Basically, the safest approach to ‘truth’ is to forget the whole argument about not being able to know what is absolutely true and pursue the thing that is most reasonable to believe, IMO.

Thursday, 11 November 2010

Deep Thought

I've just finished writing a few mini-essays. They're going to form a series of posts here, which is a new venture for me. My only other series is Ultimate Twister Destiny Duels! (Which reminds me that it's about time I did another one of those).
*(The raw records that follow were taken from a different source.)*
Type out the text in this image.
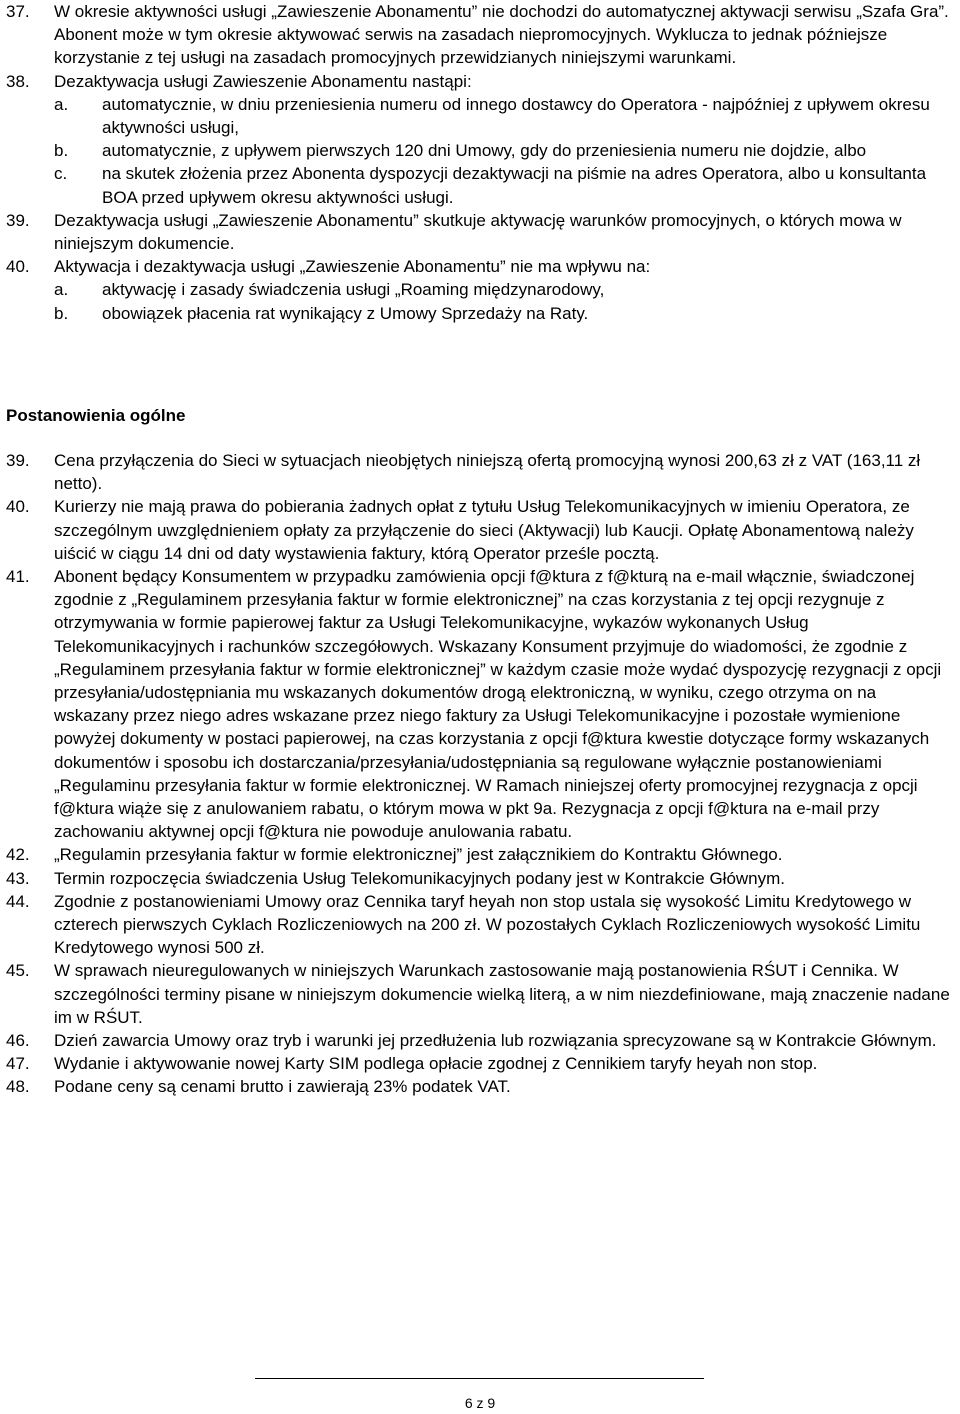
37.	W okresie aktywności usługi „Zawieszenie Abonamentu” nie dochodzi do automatycznej aktywacji serwisu „Szafa Gra”. Abonent może w tym okresie aktywować serwis na zasadach niepromocyjnych. Wyklucza to jednak późniejsze korzystanie z tej usługi na zasadach promocyjnych przewidzianych niniejszymi warunkami.
38.	Dezaktywacja usługi Zawieszenie Abonamentu nastąpi:
a.	automatycznie, w dniu przeniesienia numeru od innego dostawcy do Operatora - najpóźniej z upływem okresu aktywności usługi,
b.	automatycznie, z upływem pierwszych 120 dni Umowy, gdy do przeniesienia numeru nie dojdzie, albo
c.	na skutek złożenia przez Abonenta dyspozycji dezaktywacji na piśmie na adres Operatora, albo u konsultanta BOA przed upływem okresu aktywności usługi.
39.	Dezaktywacja usługi „Zawieszenie Abonamentu” skutkuje aktywację warunków promocyjnych, o których mowa w niniejszym dokumencie.
40.	Aktywacja i dezaktywacja usługi „Zawieszenie Abonamentu” nie ma wpływu na:
a.	aktywację i zasady świadczenia usługi „Roaming międzynarodowy,
b.	obowiązek płacenia rat wynikający z Umowy Sprzedaży na Raty.
Postanowienia ogólne
39.	Cena przyłączenia do Sieci w sytuacjach nieobjętych niniejszą ofertą promocyjną wynosi 200,63 zł z VAT (163,11 zł netto).
40.	Kurierzy nie mają prawa do pobierania żadnych opłat z tytułu Usług Telekomunikacyjnych w imieniu Operatora, ze szczególnym uwzględnieniem opłaty za przyłączenie do sieci (Aktywacji) lub Kaucji. Opłatę Abonamentową należy uiścić w ciągu 14 dni od daty wystawienia faktury, którą Operator prześle pocztą.
41.	Abonent będący Konsumentem w przypadku zamówienia opcji f@ktura z f@kturą na e-mail włącznie, świadczonej zgodnie z „Regulaminem przesyłania faktur w formie elektronicznej” na czas korzystania z tej opcji rezygnuje z otrzymywania w formie papierowej faktur za Usługi Telekomunikacyjne, wykazów wykonanych Usług Telekomunikacyjnych i rachunków szczegółowych. Wskazany Konsument przyjmuje do wiadomości, że zgodnie z „Regulaminem przesyłania faktur w formie elektronicznej” w każdym czasie może wydać dyspozycję rezygnacji z opcji przesyłania/udostępniania mu wskazanych dokumentów drogą elektroniczną, w wyniku, czego otrzyma on na wskazany przez niego adres wskazane przez niego faktury za Usługi Telekomunikacyjne i pozostałe wymienione powyżej dokumenty w postaci papierowej, na czas korzystania z opcji f@ktura kwestie dotyczące formy wskazanych dokumentów i sposobu ich dostarczania/przesyłania/udostępniania są regulowane wyłącznie postanowieniami „Regulaminu przesyłania faktur w formie elektronicznej. W Ramach niniejszej oferty promocyjnej rezygnacja z opcji f@ktura wiąże się z anulowaniem rabatu, o którym mowa w pkt 9a. Rezygnacja z opcji f@ktura na e-mail przy zachowaniu aktywnej opcji f@ktura nie powoduje anulowania rabatu.
42.	„Regulamin przesyłania faktur w formie elektronicznej” jest załącznikiem do Kontraktu Głównego.
43.	Termin rozpoczęcia świadczenia Usług Telekomunikacyjnych podany jest w Kontrakcie Głównym.
44.	Zgodnie z postanowieniami Umowy oraz Cennika taryf heyah non stop ustala się wysokość Limitu Kredytowego w czterech pierwszych Cyklach Rozliczeniowych na 200 zł. W pozostałych Cyklach Rozliczeniowych wysokość Limitu Kredytowego wynosi 500 zł.
45.	W sprawach nieuregulowanych w niniejszych Warunkach zastosowanie mają postanowienia RŚUT i Cennika. W szczególności terminy pisane w niniejszym dokumencie wielką literą, a w nim niezdefiniowane, mają znaczenie nadane im w RŚUT.
46.	Dzień zawarcia Umowy oraz tryb i warunki jej przedłużenia lub rozwiązania sprecyzowane są w Kontrakcie Głównym.
47.	Wydanie i aktywowanie nowej Karty SIM podlega opłacie zgodnej z Cennikiem taryfy heyah non stop.
48.	Podane ceny są cenami brutto i zawierają 23% podatek VAT.
6 z 9
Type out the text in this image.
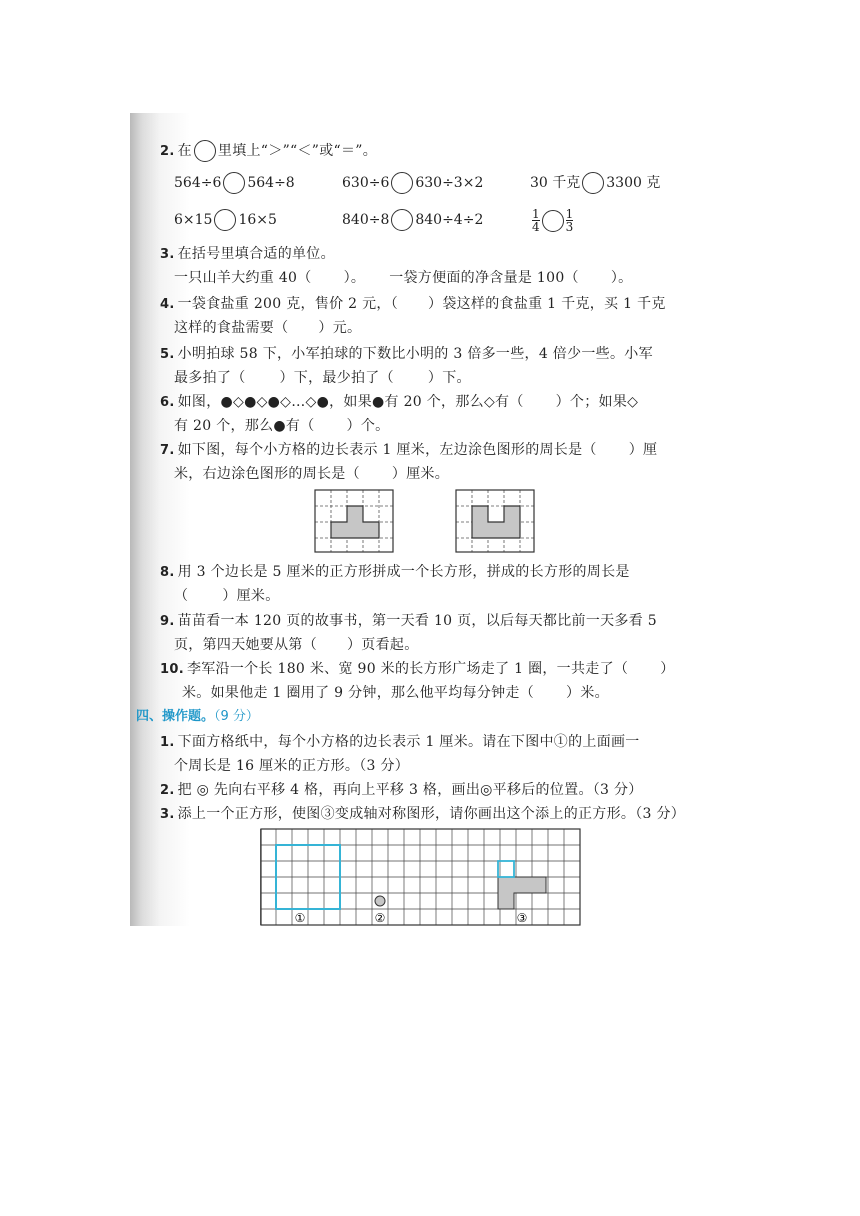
2. 在 里填上“＞”“＜”或“＝”。
564÷6 564÷8	630÷6 630÷3×2	30 千克 3300 克
6×15 16×5	840÷8 840÷4÷2	$\frac{1}{4} \frac{1}{3}$
3. 在括号里填合适的单位。
一只山羊大约重 40（ ）。 一袋方便面的净含量是 100（ ）。
4. 一袋食盐重 200 克，售价 2 元，（ ）袋这样的食盐重 1 千克，买 1 千克
这样的食盐需要（ ）元。
5. 小明拍球 58 下，小军拍球的下数比小明的 3 倍多一些，4 倍少一些。小军
最多拍了（ ）下，最少拍了（ ）下。
6. 如图，●◇●◇●◇…◇●，如果●有 20 个，那么◇有（ ）个；如果◇
有 20 个，那么●有（ ）个。
7. 如下图，每个小方格的边长表示 1 厘米，左边涂色图形的周长是（ ）厘
米，右边涂色图形的周长是（ ）厘米。
8. 用 3 个边长是 5 厘米的正方形拼成一个长方形，拼成的长方形的周长是
（ ）厘米。
9. 苗苗看一本 120 页的故事书，第一天看 10 页，以后每天都比前一天多看 5
页，第四天她要从第（ ）页看起。
10. 李军沿一个长 180 米、宽 90 米的长方形广场走了 1 圈，一共走了（ ）
米。如果他走 1 圈用了 9 分钟，那么他平均每分钟走（ ）米。
四、操作题。（9 分）
1. 下面方格纸中，每个小方格的边长表示 1 厘米。请在下图中①的上面画一
个周长是 16 厘米的正方形。（3 分）
2. 把 ◎ 先向右平移 4 格，再向上平移 3 格，画出◎平移后的位置。（3 分）
3. 添上一个正方形，使图③变成轴对称图形，请你画出这个添上的正方形。（3 分）
①	②	③
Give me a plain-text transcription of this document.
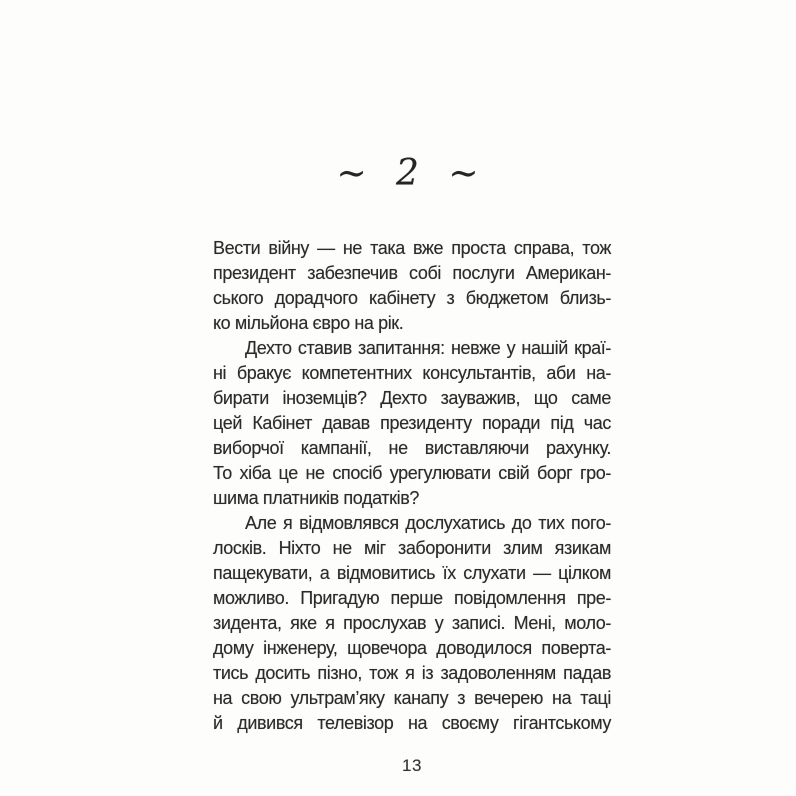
~ 2 ~
Вести війну — не така вже проста справа, тож
президент забезпечив собі послуги Американ-
ського дорадчого кабінету з бюджетом близь-
ко мільйона євро на рік.
Дехто ставив запитання: невже у нашій краї-
ні бракує компетентних консультантів, аби на-
бирати іноземців? Дехто зауважив, що саме
цей Кабінет давав президенту поради під час
виборчої кампанії, не виставляючи рахунку.
То хіба це не спосіб урегулювати свій борг гро-
шима платників податків?
Але я відмовлявся дослухатись до тих пого-
лосків. Ніхто не міг заборонити злим язикам
пащекувати, а відмовитись їх слухати — цілком
можливо. Пригадую перше повідомлення пре-
зидента, яке я прослухав у записі. Мені, моло-
дому інженеру, щовечора доводилося поверта-
тись досить пізно, тож я із задоволенням падав
на свою ультрам’яку канапу з вечерею на таці
й дивився телевізор на своєму гігантському
13
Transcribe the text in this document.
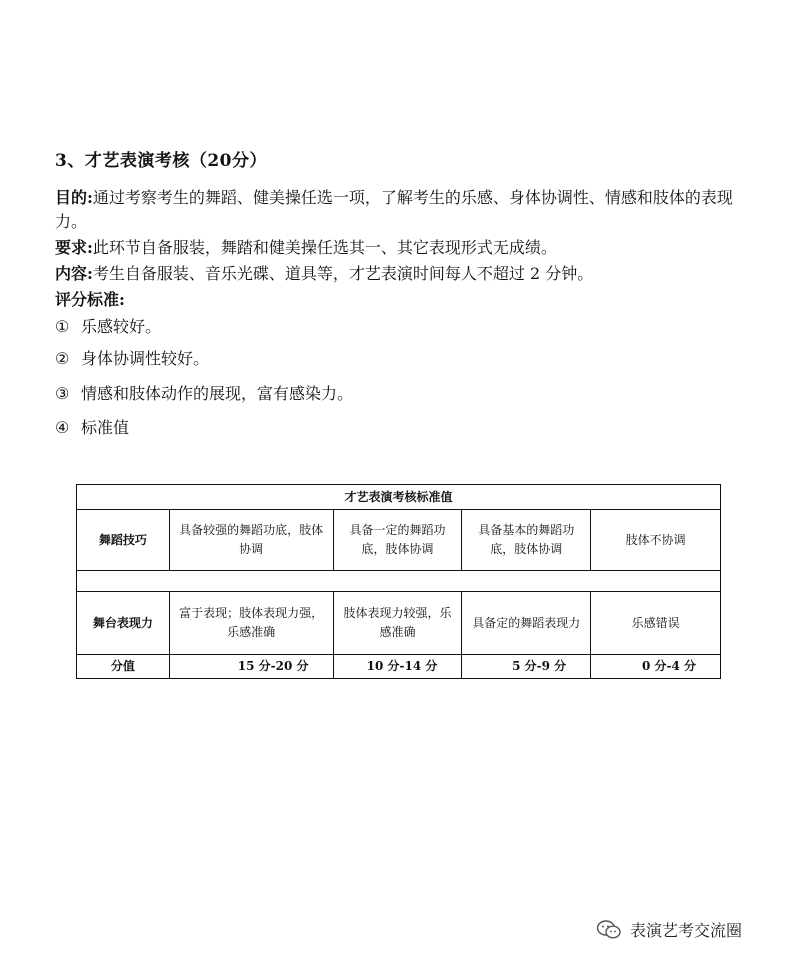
3、才艺表演考核（20分）
目的:通过考察考生的舞蹈、健美操任选一项，了解考生的乐感、身体协调性、情感和肢体的表现力。
要求:此环节自备服装，舞踏和健美操任选其一、其它表现形式无成绩。
内容:考生自备服装、音乐光碟、道具等，才艺表演时间每人不超过 2 分钟。
评分标准:
① 乐感较好。
② 身体协调性较好。
③ 情感和肢体动作的展现，富有感染力。
④ 标准值
才艺表演考核标准值				
舞蹈技巧	具备较强的舞蹈功底，肢体协调	具备一定的舞蹈功底，肢体协调	具备基本的舞蹈功底，肢体协调	肢体不协调

舞台表现力	富于表现；肢体表现力强，乐感准确	肢体表现力较强，乐感准确	具备定的舞蹈表现力	乐感错误
分值	15 分-20 分	10 分-14 分	5 分-9 分	0 分-4 分
表演艺考交流圈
Anyway, here are the posts I'll be uploading in the near future:
-The philosophy of truth
-Science and spirituality
-Morality in the human race
-Determinism, predestination and free will
-Why culture is obsessed with the story of Jesus Christ

I could do with some posting advice though. When uploading longer posts (the longest is 858 words), is it better to seperate into two shorter parts? That would make it easier to digest but I'm wondering if it would be better for people to read the whole thing at once?

Tuesday, 9 November 2010

How to honour Christ

I can think of a few better ways than this











The above is now apparently the world's tallest Jesus. That's only if you include the mound he's standing on though, so I'm not convinced. Nor am I convinced that it resembles Jesus, or that it pleases Him much to see the crowds gawking at it and then going home to carry on living unchanged lives.

The saddest thing is this quote from a local priest: "I have never been as happy as I am today," Rev Zawadzki, aged 78, said. "This is the culmination of my life's work as a priest."

If everything Mr. Z worked for was building up to the construction of a very large statue, then I'm worried for the Polish church. The annoying thing is that no-one will ever be able to knock it down without being labelled the anti-Christ.

Thursday, 4 November 2010

Turning chewed gum into art

I was just going to share this and say how cool it was, but I think there's something a bit more I can draw out of it.

Like Ed, I've noticed a good metaphor in a news story (which, if you're not in the habbit of clicking on every link that appears in a blog post, is about an artist who paints pictures on pieces of discarded chewing gum trodden into the pavement).

God knows the extent of all the filth that the human race wallows in. He sees people who are stuck, helpless, dirty and downtrodden, and yet he stoops down into the dirt where we are, and by his amazing power makes us a new creation; alive and beautiful.